OBJECTIVE: Drug-resistant epilepsy (DRE) occurs at higher rates in children <3 years old. Epilepsy surgery is effective, but rarely utilized in young children despite developmental benefits of early seizure freedom. The present study aims to identify unique patient characteristics and evaluation strategies in children <3 years old who undergo epilepsy surgery evaluation as a means to assess contributors and potential solutions to health care disparities in this group.

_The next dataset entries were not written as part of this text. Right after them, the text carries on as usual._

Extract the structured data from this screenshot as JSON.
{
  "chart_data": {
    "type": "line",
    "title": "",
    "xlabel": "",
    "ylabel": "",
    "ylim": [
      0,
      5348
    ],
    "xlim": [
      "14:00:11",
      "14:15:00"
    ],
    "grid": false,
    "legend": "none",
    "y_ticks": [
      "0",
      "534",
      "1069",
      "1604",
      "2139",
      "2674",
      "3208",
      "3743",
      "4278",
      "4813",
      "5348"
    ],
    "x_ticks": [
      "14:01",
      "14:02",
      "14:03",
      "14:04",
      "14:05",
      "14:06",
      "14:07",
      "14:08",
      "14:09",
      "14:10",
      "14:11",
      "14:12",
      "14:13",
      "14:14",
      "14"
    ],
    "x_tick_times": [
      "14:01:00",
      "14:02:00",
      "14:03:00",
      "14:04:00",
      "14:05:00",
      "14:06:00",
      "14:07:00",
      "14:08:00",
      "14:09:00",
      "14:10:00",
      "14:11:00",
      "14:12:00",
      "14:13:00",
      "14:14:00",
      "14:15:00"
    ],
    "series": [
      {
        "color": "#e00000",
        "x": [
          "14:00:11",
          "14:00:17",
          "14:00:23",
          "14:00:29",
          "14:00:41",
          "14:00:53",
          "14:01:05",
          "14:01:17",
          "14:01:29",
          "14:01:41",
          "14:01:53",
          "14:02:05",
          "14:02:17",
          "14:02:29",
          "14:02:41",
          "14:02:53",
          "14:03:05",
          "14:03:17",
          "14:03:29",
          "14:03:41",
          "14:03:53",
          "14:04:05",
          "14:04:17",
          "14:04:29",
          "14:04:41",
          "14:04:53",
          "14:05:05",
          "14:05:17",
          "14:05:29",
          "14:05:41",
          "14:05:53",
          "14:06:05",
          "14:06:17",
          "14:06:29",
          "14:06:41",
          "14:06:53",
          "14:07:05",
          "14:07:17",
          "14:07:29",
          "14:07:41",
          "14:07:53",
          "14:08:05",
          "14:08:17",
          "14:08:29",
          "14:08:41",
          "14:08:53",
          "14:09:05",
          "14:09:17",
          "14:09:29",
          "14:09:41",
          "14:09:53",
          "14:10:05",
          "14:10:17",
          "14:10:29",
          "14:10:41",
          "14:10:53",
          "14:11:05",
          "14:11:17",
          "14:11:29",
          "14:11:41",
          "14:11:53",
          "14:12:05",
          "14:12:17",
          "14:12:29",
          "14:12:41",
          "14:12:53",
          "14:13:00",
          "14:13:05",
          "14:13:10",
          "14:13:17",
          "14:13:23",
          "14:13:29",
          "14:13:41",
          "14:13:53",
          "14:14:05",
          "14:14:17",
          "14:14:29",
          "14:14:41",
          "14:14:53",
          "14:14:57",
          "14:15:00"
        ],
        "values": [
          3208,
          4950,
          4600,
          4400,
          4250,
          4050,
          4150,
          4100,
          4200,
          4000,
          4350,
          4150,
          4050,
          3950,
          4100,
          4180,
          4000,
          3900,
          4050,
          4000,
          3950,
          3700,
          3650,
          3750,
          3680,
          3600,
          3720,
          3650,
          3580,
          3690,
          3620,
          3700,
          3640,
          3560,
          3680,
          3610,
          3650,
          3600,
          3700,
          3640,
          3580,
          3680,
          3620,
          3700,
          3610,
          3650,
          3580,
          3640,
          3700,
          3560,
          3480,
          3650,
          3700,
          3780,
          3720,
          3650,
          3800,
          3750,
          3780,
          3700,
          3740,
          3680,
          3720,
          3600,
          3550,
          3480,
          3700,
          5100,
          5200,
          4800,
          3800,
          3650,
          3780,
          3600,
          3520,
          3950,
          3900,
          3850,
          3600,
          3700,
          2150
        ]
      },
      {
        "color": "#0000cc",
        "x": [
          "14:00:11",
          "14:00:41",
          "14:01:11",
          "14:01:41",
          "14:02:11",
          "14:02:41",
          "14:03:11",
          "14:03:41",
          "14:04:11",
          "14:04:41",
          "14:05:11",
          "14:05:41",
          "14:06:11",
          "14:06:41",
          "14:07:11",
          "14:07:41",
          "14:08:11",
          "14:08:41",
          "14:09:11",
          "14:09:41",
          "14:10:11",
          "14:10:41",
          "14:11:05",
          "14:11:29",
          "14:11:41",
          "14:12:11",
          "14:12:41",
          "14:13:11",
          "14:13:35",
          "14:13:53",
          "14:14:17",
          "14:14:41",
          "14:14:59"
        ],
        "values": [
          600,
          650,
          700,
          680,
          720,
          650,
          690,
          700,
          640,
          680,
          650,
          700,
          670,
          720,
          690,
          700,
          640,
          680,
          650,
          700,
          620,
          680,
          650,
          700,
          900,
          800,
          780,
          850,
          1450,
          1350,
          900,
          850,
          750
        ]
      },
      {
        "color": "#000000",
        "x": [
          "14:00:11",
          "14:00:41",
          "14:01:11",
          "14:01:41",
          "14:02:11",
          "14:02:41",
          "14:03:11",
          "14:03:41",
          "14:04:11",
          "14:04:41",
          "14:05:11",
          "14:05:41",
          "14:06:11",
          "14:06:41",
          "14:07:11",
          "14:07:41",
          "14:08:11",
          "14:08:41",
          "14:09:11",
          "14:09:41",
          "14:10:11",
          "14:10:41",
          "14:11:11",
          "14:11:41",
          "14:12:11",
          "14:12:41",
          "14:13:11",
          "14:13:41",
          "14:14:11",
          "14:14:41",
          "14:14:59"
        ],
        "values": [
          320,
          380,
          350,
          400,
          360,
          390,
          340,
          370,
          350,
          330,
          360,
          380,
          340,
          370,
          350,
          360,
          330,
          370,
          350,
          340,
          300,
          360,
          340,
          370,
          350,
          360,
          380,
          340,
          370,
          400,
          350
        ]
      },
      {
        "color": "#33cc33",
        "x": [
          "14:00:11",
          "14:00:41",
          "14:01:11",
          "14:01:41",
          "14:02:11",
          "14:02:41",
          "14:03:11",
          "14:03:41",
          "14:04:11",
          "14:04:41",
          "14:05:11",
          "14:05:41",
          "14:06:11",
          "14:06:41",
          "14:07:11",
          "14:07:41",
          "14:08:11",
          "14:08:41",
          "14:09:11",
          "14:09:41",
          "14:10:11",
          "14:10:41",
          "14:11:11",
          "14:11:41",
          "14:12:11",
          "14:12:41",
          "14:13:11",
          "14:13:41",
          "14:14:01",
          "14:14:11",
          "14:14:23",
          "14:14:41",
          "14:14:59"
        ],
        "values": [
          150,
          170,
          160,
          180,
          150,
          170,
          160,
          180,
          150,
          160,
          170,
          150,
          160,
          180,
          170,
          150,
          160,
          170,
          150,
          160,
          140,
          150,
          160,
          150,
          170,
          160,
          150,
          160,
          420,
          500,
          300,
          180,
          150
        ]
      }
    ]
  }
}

METHODS: The Pediatric Epilepsy Research Consortium Epilepsy Surgery Database, a multicentered, cross-sectional collaboration of 21 US pediatric epilepsy centers, collects prospective data on children <18 years of age referred for epilepsy surgery evaluation. We compared patient characteristics, diagnostic utilization, and surgical treatment between children <3 years old and those older undergoing initial presurgical evaluation. We evaluated patient characteristics leading to delayed referral (>1 year) after DRE diagnosis in the very young. RESULTS: The cohort included 437 children, of whom 71 (16%) were <3 years of age at referral. Children evaluated before the age of 3 years more commonly had abnormal neurological examinations (p = .002) and daily seizures (p = .001). At least one ancillary test was used in 44% of evaluations. Fifty-nine percent were seizure-free following surgery (n = 34), with 35% undergoing limited focal resections. Children with delayed referrals more often had focal aware (p < .001) seizures and recommendation for palliative surgeries (p < .001). SIGNIFICANCE: There are relatively few studies of epilepsy surgery in the very young. Surgery is effective, but may be disproportionally offered to those with severe presentations. Relatively low utilization of ancillary testing may contribute to reduced surgical therapy for those without evident lesions on magnetic resonance imaging. Despite this, a sizeable portion of patients have favorable outcome after focal epilepsy surgery resections.